Dans le monde feutré des transmissions d’entreprise familiale, il existe un tabou tenace : celui du fondateur ou du dirigeant qui veut absolument que son fils ou sa fille prenne la relève… même quand c’est une hérésie managériale. On le sait, on le voit, mais personne n’ose le dire. Pourtant, cette obstination peut tuer l’entreprise à petit feu, détruire les équipes, et provoquer un crash familial durable.
L’illusion du sang comme garantie de compétence
Pour beaucoup de dirigeants, la transmission à un enfant est une évidence. Un devoir. Une continuité logique. Mais la compétence ne se transmet pas par l’ADN.
Et vouloir imposer un successeur qui n’en a ni les capacités, ni l’envie, ni la posture, c’est prendre un risque considérable.

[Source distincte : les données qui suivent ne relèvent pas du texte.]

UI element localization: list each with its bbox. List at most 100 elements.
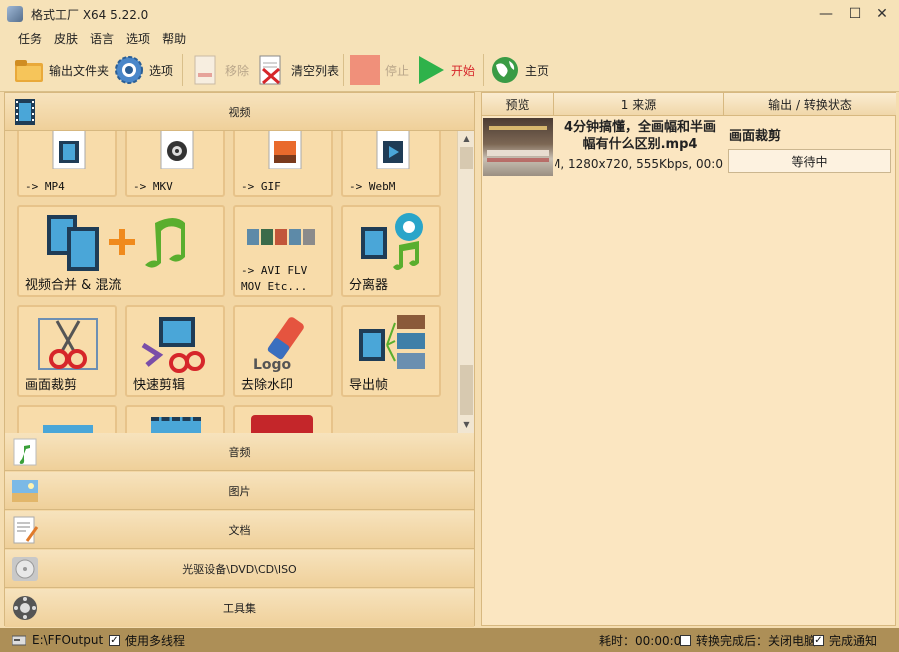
document-icon xyxy=(11,515,39,545)
start-button[interactable]: 开始 xyxy=(416,53,475,87)
stop-label: 停止 xyxy=(385,63,410,78)
tile-gif-label: -> GIF xyxy=(241,180,281,193)
crop-scissors-icon xyxy=(38,318,98,370)
category-audio[interactable]: 音频 xyxy=(5,433,474,471)
maximize-button[interactable]: ☐ xyxy=(841,0,869,28)
film-icon xyxy=(11,97,39,127)
output-folder-label: 输出文件夹 xyxy=(49,63,110,78)
tile-splitter[interactable]: 分离器 xyxy=(341,205,441,297)
column-source[interactable]: 1 来源 xyxy=(554,93,724,116)
category-disc-label: 光驱设备\DVD\CD\ISO xyxy=(182,562,297,576)
options-button[interactable]: 选项 xyxy=(114,53,173,87)
menu-help[interactable]: 帮助 xyxy=(156,30,192,47)
category-document-label: 文档 xyxy=(228,523,251,537)
format-strip-icon xyxy=(247,229,315,245)
file-name-line-1: 4分钟搞懂，全画幅和半画 xyxy=(563,120,717,135)
category-audio-label: 音频 xyxy=(228,445,251,459)
category-tools-label: 工具集 xyxy=(223,602,256,615)
music-note-icon xyxy=(11,437,39,467)
category-disc[interactable]: 光驱设备\DVD\CD\ISO xyxy=(5,550,474,588)
stop-icon xyxy=(350,55,380,85)
scroll-down-arrow[interactable]: ▼ xyxy=(458,417,475,431)
video-tool-grid: -> MP4 -> MKV -> GIF -> WebM 视频合并 & 混流 -… xyxy=(5,131,457,433)
column-preview[interactable]: 预览 xyxy=(482,93,554,116)
menu-task[interactable]: 任务 xyxy=(12,30,48,47)
export-frames-icon xyxy=(359,315,425,369)
app-icon xyxy=(7,6,23,22)
clear-list-label: 清空列表 xyxy=(291,63,340,78)
globe-icon xyxy=(490,55,520,85)
gif-file-icon xyxy=(268,131,302,169)
scroll-up-arrow[interactable]: ▲ xyxy=(458,131,475,145)
notify-checkbox[interactable]: ✓ 完成通知 xyxy=(813,628,877,652)
merge-icon xyxy=(47,215,185,271)
tile-mkv[interactable]: -> MKV xyxy=(125,131,225,197)
tile-partial[interactable] xyxy=(233,405,333,433)
tile-export-frames[interactable]: 导出帧 xyxy=(341,305,441,397)
category-panel: 视频 -> MP4 -> MKV -> GIF -> WebM 视频合并 & 混… xyxy=(4,92,475,627)
tile-export-frames-label: 导出帧 xyxy=(349,378,389,393)
output-folder-button[interactable]: 输出文件夹 xyxy=(14,53,109,87)
tools-icon xyxy=(11,593,39,623)
minimize-button[interactable]: — xyxy=(812,0,840,28)
status-button[interactable]: 等待中 xyxy=(728,149,891,173)
home-label: 主页 xyxy=(525,63,550,78)
column-output-status[interactable]: 输出 / 转换状态 xyxy=(724,93,896,116)
home-button[interactable]: 主页 xyxy=(490,53,549,87)
clear-list-icon xyxy=(256,55,286,85)
video-thumbnail xyxy=(483,118,553,176)
gear-icon xyxy=(114,55,144,85)
toolbar-separator xyxy=(182,54,183,86)
eraser-icon: Logo xyxy=(253,317,304,373)
multithread-checkbox[interactable]: ✓ 使用多线程 xyxy=(109,628,185,652)
source-file-name: 4分钟搞懂，全画幅和半画 幅有什么区别.mp4 xyxy=(556,119,724,153)
tile-merge[interactable]: 视频合并 & 混流 xyxy=(17,205,225,297)
menu-options[interactable]: 选项 xyxy=(120,30,156,47)
remove-button[interactable]: 移除 xyxy=(190,53,249,87)
tile-crop[interactable]: 画面裁剪 xyxy=(17,305,117,397)
tile-avi-label-2: MOV Etc... xyxy=(241,280,308,293)
scroll-thumb[interactable] xyxy=(460,147,473,169)
tile-merge-label: 视频合并 & 混流 xyxy=(25,278,122,293)
category-tools[interactable]: 工具集 xyxy=(5,589,474,627)
menu-skin[interactable]: 皮肤 xyxy=(48,30,84,47)
tile-quick-clip[interactable]: 快速剪辑 xyxy=(125,305,225,397)
tile-remove-watermark[interactable]: Logo 去除水印 xyxy=(233,305,333,397)
splitter-icon xyxy=(361,213,423,270)
play-icon xyxy=(416,55,446,85)
shutdown-checkbox[interactable]: 转换完成后：关闭电脑 xyxy=(680,628,816,652)
close-button[interactable]: ✕ xyxy=(868,0,896,28)
video-icon xyxy=(43,425,93,433)
multithread-check-icon: ✓ xyxy=(109,634,120,646)
quick-clip-icon xyxy=(141,317,205,373)
menu-language[interactable]: 语言 xyxy=(84,30,120,47)
disc-icon xyxy=(11,554,39,584)
tile-mp4[interactable]: -> MP4 xyxy=(17,131,117,197)
multithread-label: 使用多线程 xyxy=(125,633,186,648)
tile-gif[interactable]: -> GIF xyxy=(233,131,333,197)
clear-list-button[interactable]: 清空列表 xyxy=(256,53,339,87)
category-video[interactable]: 视频 xyxy=(5,93,474,131)
category-document[interactable]: 文档 xyxy=(5,511,474,549)
tile-webm[interactable]: -> WebM xyxy=(341,131,441,197)
tool-grid-scrollbar[interactable]: ▲ ▼ xyxy=(457,131,474,433)
tile-partial[interactable] xyxy=(125,405,225,433)
toolbar: 输出文件夹 选项 移除 清空列表 停止 开始 主页 xyxy=(0,48,899,92)
category-video-label: 视频 xyxy=(228,105,251,119)
folder-icon xyxy=(14,55,44,85)
tile-avi-label-1: -> AVI FLV xyxy=(241,264,308,277)
tile-mkv-label: -> MKV xyxy=(133,180,173,193)
image-icon xyxy=(11,476,39,506)
tile-avi[interactable]: -> AVI FLV MOV Etc... xyxy=(233,205,333,297)
remove-doc-icon xyxy=(190,55,220,85)
toolbar-separator xyxy=(483,54,484,86)
stop-button[interactable]: 停止 xyxy=(350,53,409,87)
tile-quick-clip-label: 快速剪辑 xyxy=(133,378,186,393)
tile-partial[interactable] xyxy=(17,405,117,433)
scroll-track-block xyxy=(460,365,473,415)
webm-file-icon xyxy=(376,131,410,169)
options-label: 选项 xyxy=(149,63,174,78)
category-image[interactable]: 图片 xyxy=(5,472,474,510)
output-path[interactable]: E:\FFOutput xyxy=(12,628,103,652)
screen-record-icon xyxy=(251,415,313,433)
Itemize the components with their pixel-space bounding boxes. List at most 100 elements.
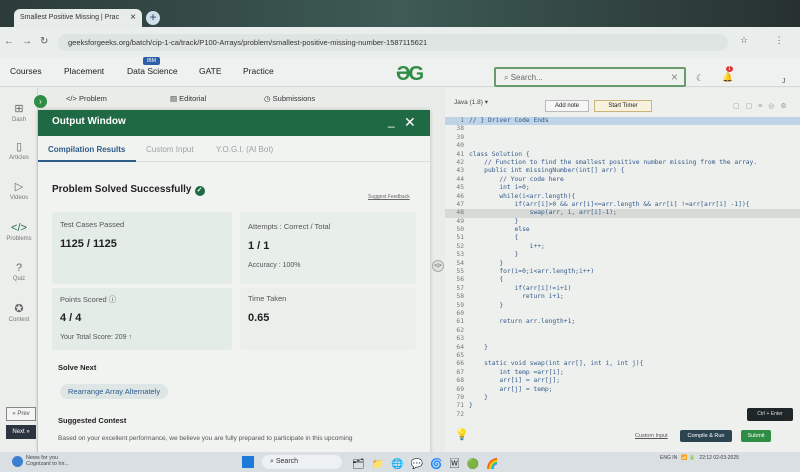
code-line[interactable]: 65 (445, 352, 800, 360)
code-line[interactable]: 50 else (445, 226, 800, 234)
nav-practice[interactable]: Practice (243, 66, 274, 76)
sidebar-item-articles[interactable]: ▯ Articles (0, 140, 38, 161)
tab-submissions[interactable]: ◷ Submissions (264, 94, 315, 103)
code-line[interactable]: 51 { (445, 234, 800, 242)
line-number: 54 (456, 259, 464, 267)
search-input[interactable]: ⌕ Search... × (494, 67, 686, 87)
suggest-feedback-link[interactable]: Suggest Feedback (368, 194, 410, 200)
dark-mode-icon[interactable]: ☾ (696, 73, 704, 84)
line-number: 72 (456, 410, 464, 418)
nav-data-science[interactable]: Data Science (127, 66, 178, 76)
code-line[interactable]: 38 (445, 125, 800, 133)
code-line[interactable]: 62 (445, 327, 800, 335)
code-line[interactable]: 39 (445, 134, 800, 142)
taskbar-search[interactable]: ⌕ Search (262, 455, 342, 469)
bookmark-star-icon[interactable]: ☆ ⋮ (740, 35, 796, 46)
start-timer-button[interactable]: Start Timer (594, 100, 652, 112)
prev-button[interactable]: « Prev (6, 407, 36, 421)
code-line[interactable]: 61 return arr.length+1; (445, 318, 800, 326)
sidebar-item-quiz[interactable]: ? Quiz (0, 262, 38, 282)
tab-compilation-results[interactable]: Compilation Results (48, 145, 125, 154)
test-cases-value: 1125 / 1125 (60, 238, 117, 250)
code-line[interactable]: 57 if(arr[i]!=i+1) (445, 285, 800, 293)
next-button[interactable]: Next » (6, 425, 36, 439)
tab-yogi-ai-bot[interactable]: Y.O.G.I. (AI Bot) (216, 145, 273, 154)
sidebar-item-dash[interactable]: ⊞ Dash (0, 102, 38, 123)
back-forward-reload-icons[interactable]: ←→↻ (4, 36, 56, 47)
minimize-icon[interactable]: _ (388, 114, 395, 128)
code-line[interactable]: 52 i++; (445, 243, 800, 251)
taskbar-app-icons[interactable]: 🗂📁🌐💬🌀🅆🟢🌈 (352, 455, 505, 470)
language-select[interactable]: Java (1.8) ▾ (454, 98, 488, 106)
code-line[interactable]: 60 (445, 310, 800, 318)
code-line[interactable]: 41 class Solution { (445, 151, 800, 159)
line-number: 56 (456, 276, 464, 284)
code-line[interactable]: 56 { (445, 276, 800, 284)
tab-custom-input[interactable]: Custom Input (146, 145, 194, 154)
code-line[interactable]: 48 swap(arr, i, arr[i]-1); (445, 209, 800, 218)
shortcut-tooltip: Ctrl + Enter (747, 408, 793, 421)
code-line[interactable]: 54 } (445, 260, 800, 268)
line-number: 63 (456, 335, 464, 343)
code-line[interactable]: 55 for(i=0;i<arr.length;i++) (445, 268, 800, 276)
info-icon[interactable]: ⓘ (109, 295, 117, 304)
windows-start-icon[interactable] (242, 456, 254, 468)
sidebar-item-videos[interactable]: ▷ Videos (0, 180, 38, 201)
pane-resize-handle[interactable]: <|> (432, 260, 444, 272)
code-line[interactable]: 53 } (445, 251, 800, 259)
expand-chevron-icon[interactable]: › (34, 95, 47, 108)
compile-run-button[interactable]: Compile & Run (680, 430, 732, 442)
tab-problem[interactable]: </> Problem (66, 94, 107, 103)
code-text: static void swap(int arr[], int i, int j… (469, 360, 644, 368)
code-line[interactable]: 69 arr[j] = temp; (445, 386, 800, 394)
code-line[interactable]: 63 (445, 335, 800, 343)
language-indicator[interactable]: ENG IN (660, 455, 677, 461)
nav-placement[interactable]: Placement (64, 66, 104, 76)
clear-icon[interactable]: × (671, 70, 678, 84)
url-field[interactable]: geeksforgeeks.org/batch/cip-1-ca/track/P… (58, 34, 728, 51)
lightbulb-icon[interactable]: 💡 (455, 428, 469, 441)
code-line[interactable]: 58 return i+1; (445, 293, 800, 301)
sidebar-label: Videos (9, 195, 29, 201)
avatar[interactable]: J (782, 78, 786, 85)
notification-bell-icon[interactable]: 🔔 (722, 72, 733, 83)
code-line[interactable]: 70 } (445, 394, 800, 402)
notification-count: 1 (726, 66, 733, 72)
code-line[interactable]: 45 int i=0; (445, 184, 800, 192)
code-line[interactable]: 64 } (445, 344, 800, 352)
editor-toolbar-icons[interactable]: ▢▢≡◎⚙ (733, 102, 793, 110)
nav-courses[interactable]: Courses (10, 66, 42, 76)
code-line[interactable]: 59 } (445, 302, 800, 310)
trophy-icon: ✪ (14, 303, 24, 315)
add-note-button[interactable]: Add note (545, 100, 589, 112)
code-area[interactable]: 1 // } Driver Code Ends 38 39 40 41 class Solu… (445, 117, 800, 419)
next-problem-link[interactable]: Rearrange Array Alternately (60, 384, 169, 399)
sidebar-item-contest[interactable]: ✪ Contest (0, 302, 38, 323)
code-line[interactable]: 46 while(i<arr.length){ (445, 193, 800, 201)
code-line[interactable]: 66 static void swap(int arr[], int i, in… (445, 360, 800, 368)
nav-gate[interactable]: GATE (199, 66, 222, 76)
close-icon[interactable]: ✕ (404, 114, 416, 131)
code-line[interactable]: 67 int temp =arr[i]; (445, 369, 800, 377)
tab-editorial[interactable]: ▤ Editorial (170, 94, 206, 103)
sidebar-item-problems[interactable]: </> Problems (0, 222, 38, 242)
code-line[interactable]: 43 public int missingNumber(int[] arr) { (445, 167, 800, 175)
gfg-logo[interactable]: ƏG (396, 63, 424, 86)
code-line[interactable]: 42 // Function to find the smallest posi… (445, 159, 800, 167)
code-line[interactable]: 49 } (445, 218, 800, 226)
code-line[interactable]: 47 if(arr[i]>0 && arr[i]<=arr.length && … (445, 201, 800, 209)
submit-button[interactable]: Submit (741, 430, 771, 442)
clock-time: 22:12 (699, 455, 712, 461)
code-line[interactable]: 1 // } Driver Code Ends (445, 117, 800, 126)
code-line[interactable]: 44 // Your code here (445, 176, 800, 184)
custom-input-link[interactable]: Custom Input (635, 433, 668, 439)
new-tab-button[interactable]: + (146, 11, 160, 25)
code-text: return i+1; (469, 293, 564, 301)
time-card: Time Taken 0.65 (240, 288, 416, 350)
close-tab-icon[interactable]: × (130, 12, 136, 23)
news-widget[interactable]: News for you Cognizant to hir... (12, 455, 69, 467)
browser-tab[interactable]: Smallest Positive Missing | Prac × (14, 9, 142, 27)
code-line[interactable]: 68 arr[i] = arr[j]; (445, 377, 800, 385)
code-line[interactable]: 40 (445, 142, 800, 150)
video-icon: ▷ (14, 181, 24, 193)
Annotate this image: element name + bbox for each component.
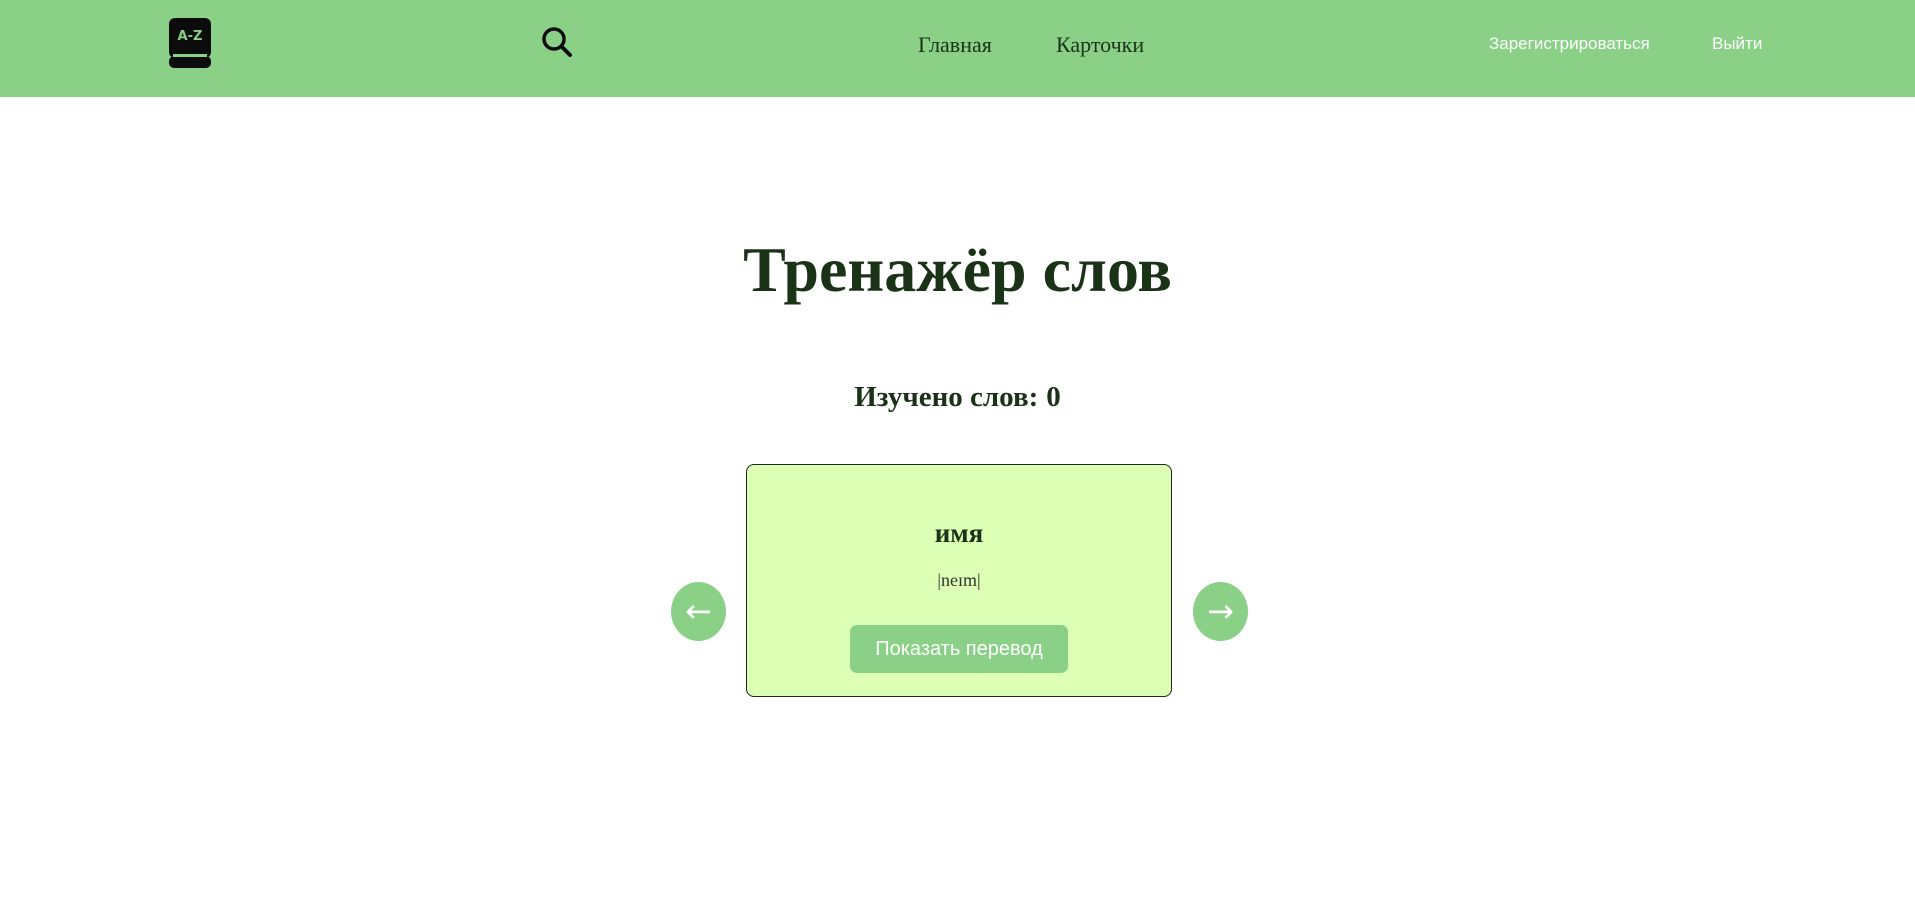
card-word: имя — [934, 518, 984, 548]
nav-link-home[interactable]: Главная — [918, 32, 992, 58]
header: A-Z Главная Карточки Зарегистрироваться … — [0, 0, 1915, 97]
search-icon[interactable] — [541, 26, 573, 58]
learned-count: 0 — [1046, 381, 1061, 413]
logout-link[interactable]: Выйти — [1712, 34, 1762, 54]
next-card-button[interactable]: → — [1193, 582, 1248, 641]
learned-counter: Изучено слов: 0 — [0, 380, 1915, 414]
prev-card-button[interactable]: ← — [671, 582, 726, 641]
show-translation-button[interactable]: Показать перевод — [850, 625, 1068, 673]
learned-label: Изучено слов: — [854, 381, 1039, 413]
page-title: Тренажёр слов — [743, 234, 1172, 305]
word-card: имя |neɪm| Показать перевод — [746, 464, 1172, 697]
register-link[interactable]: Зарегистрироваться — [1489, 34, 1650, 54]
card-transcription: |neɪm| — [937, 570, 981, 590]
nav-link-cards[interactable]: Карточки — [1056, 32, 1144, 58]
dictionary-book-icon[interactable]: A-Z — [169, 18, 211, 68]
logo-text: A-Z — [178, 29, 203, 44]
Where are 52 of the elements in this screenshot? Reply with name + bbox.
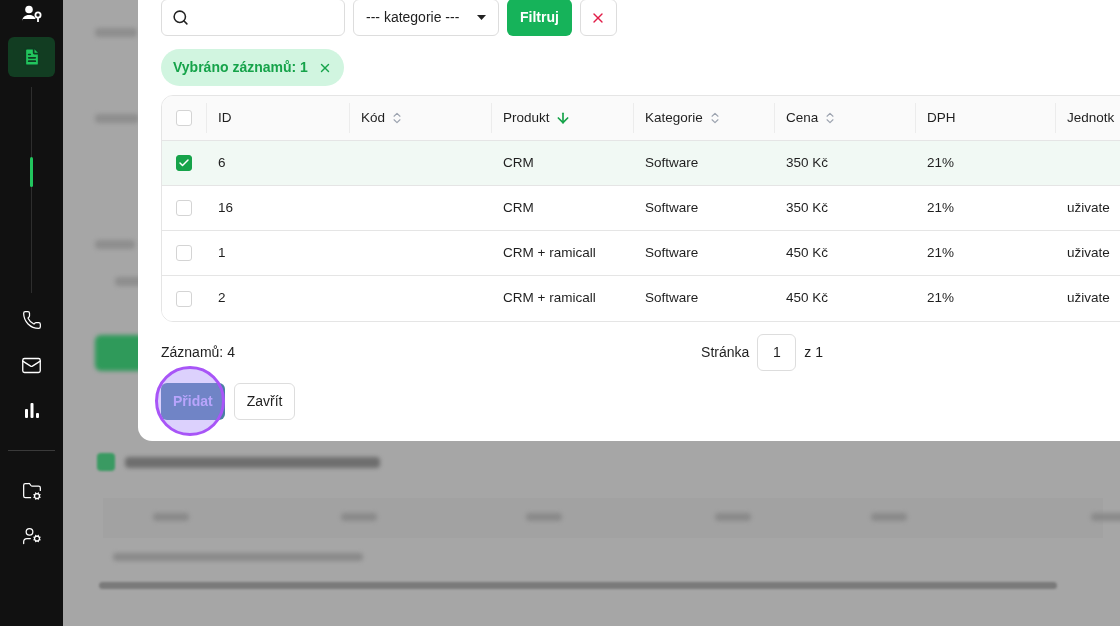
user-key-icon: [21, 5, 42, 23]
clear-filter-button[interactable]: [579, 0, 617, 36]
record-count: Záznamů: 4: [161, 343, 235, 362]
table-cell: Software: [645, 244, 699, 260]
table-cell: 21%: [927, 199, 955, 215]
table-cell: 16: [218, 199, 234, 215]
row-checkbox[interactable]: [176, 155, 192, 171]
search-icon: [172, 9, 189, 26]
selection-count: Vybráno záznamů: 1: [173, 58, 308, 77]
column-header[interactable]: Kategorie: [645, 107, 722, 129]
table-cell: uživate: [1067, 199, 1110, 215]
table-cell: 6: [218, 154, 226, 170]
caret-icon: [477, 15, 486, 20]
check-icon: [178, 157, 190, 169]
column-header[interactable]: ID: [218, 107, 232, 129]
table-cell: 2: [218, 290, 226, 306]
category-select[interactable]: --- kategorie ---: [353, 0, 499, 36]
blurred-text-line: [95, 114, 139, 123]
bar-chart-icon: [22, 401, 41, 419]
column-header[interactable]: Cena: [786, 107, 838, 129]
table-cell: 1: [218, 244, 226, 260]
table-cell: 350 Kč: [786, 199, 829, 215]
table-cell: 21%: [927, 154, 955, 170]
column-header[interactable]: DPH: [927, 107, 956, 129]
sidebar-item[interactable]: [8, 37, 55, 77]
table-cell: uživate: [1067, 290, 1110, 306]
table-cell: uživate: [1067, 244, 1110, 260]
page-label: Stránka: [701, 343, 750, 362]
page-total: z 1: [804, 343, 823, 362]
table-cell: Software: [645, 199, 699, 215]
table-cell: Software: [645, 290, 699, 306]
column-header[interactable]: Kód: [361, 107, 405, 129]
table-row[interactable]: 6 CRM Software 350 Kč 21%: [162, 141, 1120, 186]
table-cell: 450 Kč: [786, 290, 829, 306]
table-cell: CRM + ramicall: [503, 290, 596, 306]
user-gear-icon: [21, 526, 42, 546]
column-header[interactable]: Jednotk: [1067, 107, 1115, 129]
close-button[interactable]: Zavřít: [233, 383, 296, 420]
table-cell: CRM: [503, 154, 534, 170]
table-cell: Software: [645, 154, 699, 170]
phone-icon: [21, 310, 42, 330]
blurred-icon: [97, 453, 115, 471]
folder-gear-icon: [21, 481, 42, 501]
column-header[interactable]: Produkt: [503, 107, 571, 129]
table-cell: 350 Kč: [786, 154, 829, 170]
table-cell: 21%: [927, 290, 955, 306]
table-cell: CRM + ramicall: [503, 244, 596, 260]
page-field[interactable]: 1: [757, 334, 797, 371]
table-cell: CRM: [503, 199, 534, 215]
table-cell: 21%: [927, 244, 955, 260]
blurred-text-line: [95, 28, 137, 37]
table-cell: 450 Kč: [786, 244, 829, 260]
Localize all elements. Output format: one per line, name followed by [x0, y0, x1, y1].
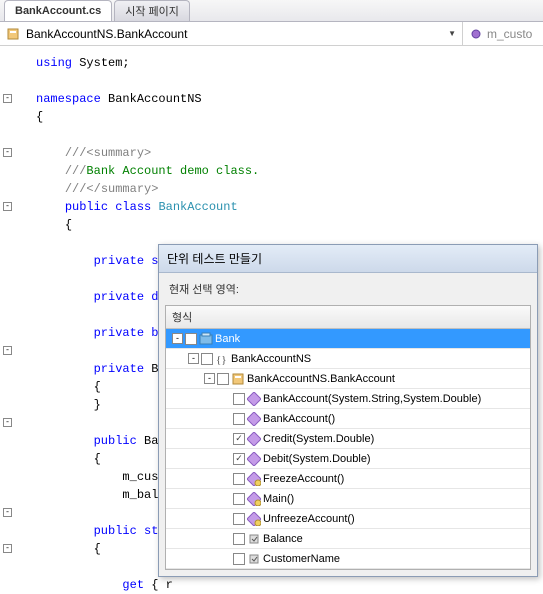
tree-checkbox[interactable]: [233, 473, 245, 485]
tree-row[interactable]: Main(): [166, 489, 530, 509]
fold-toggle[interactable]: -: [3, 94, 12, 103]
tree-checkbox[interactable]: [233, 513, 245, 525]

Certains cédants confondent amour parental et stratégie d’entreprise. Ils ne veulent pas “faire de peine”, “créer un conflit”, ou “désavouer la famille”. Mais cette loyauté mal placée peut transformer une entreprise saine en bombe à retardement.
Symptômes d’un mauvais choix de successeur
Voici quelques signaux d’alerte qui doivent alerter tout entourage avisé :
- L’enfant n’a jamais travaillé hors de l’entreprise familiale.
- Il ou elle est positionné(e) par défaut, sans réel projet ni vision.
- Il/elle est en opposition avec l’équipe, ne fédère personne.
- Les décisions sont prises à contre-temps, ou sous influence émotionnelle.
- Les chiffres déclinent mais le cédant reste dans le déni, justifiant l’injustifiable.
Les dégâts collatéraux : une triple casse
- Casse économique : perte de clients, démotivation des salariés, erreurs stratégiques.
- Casse sociale : démissions, climat délétère, isolement du successeur.
- Casse familiale : rancœurs entre frères et sœurs, procès en inégalité, rupture de confiance.
Que faire pour sortir de l’impasse ?
- Réaliser un diagnostic externe et objectif : Un audit stratégique et managérial du candidat successeur permet d’objectiver les choses sans jugement émotionnel.
- Ouvrir le champ des possibles : La transmission peut se faire à un autre membre de la famille, à un salarié méritant, à un associé, ou même à un tiers si c’est dans l’intérêt de l’entreprise.
- Accompagner le successeur s’il y a un potentiel latent : Coaching, formation, mentorat, codirection temporaire… permettent parfois de faire émerger une vraie compétence, mais cela doit être un choix assumé, pas une fuite en avant.
- Préserver la lucidité par le dialogue : Le cédant a besoin d’un cercle de vérité. Des personnes capables de lui dire ce que personne d’autre n’ose. Sinon, il ne lègue pas une entreprise, mais une dette.
En conclusion : mieux vaut assumer un choix difficile que léguer un échec
Transmettre, ce n’est pas faire plaisir. C’est prendre une décision pour l’avenir. Un bon cédant n’est pas celui qui choisit un nom, mais celui qui choisit un capitaine. L’entreprise n’a pas besoin d’un héritier symbolique. Elle a besoin d’un dirigeant compétent. Le vrai amour parental, parfois, c’est aussi savoir dire non.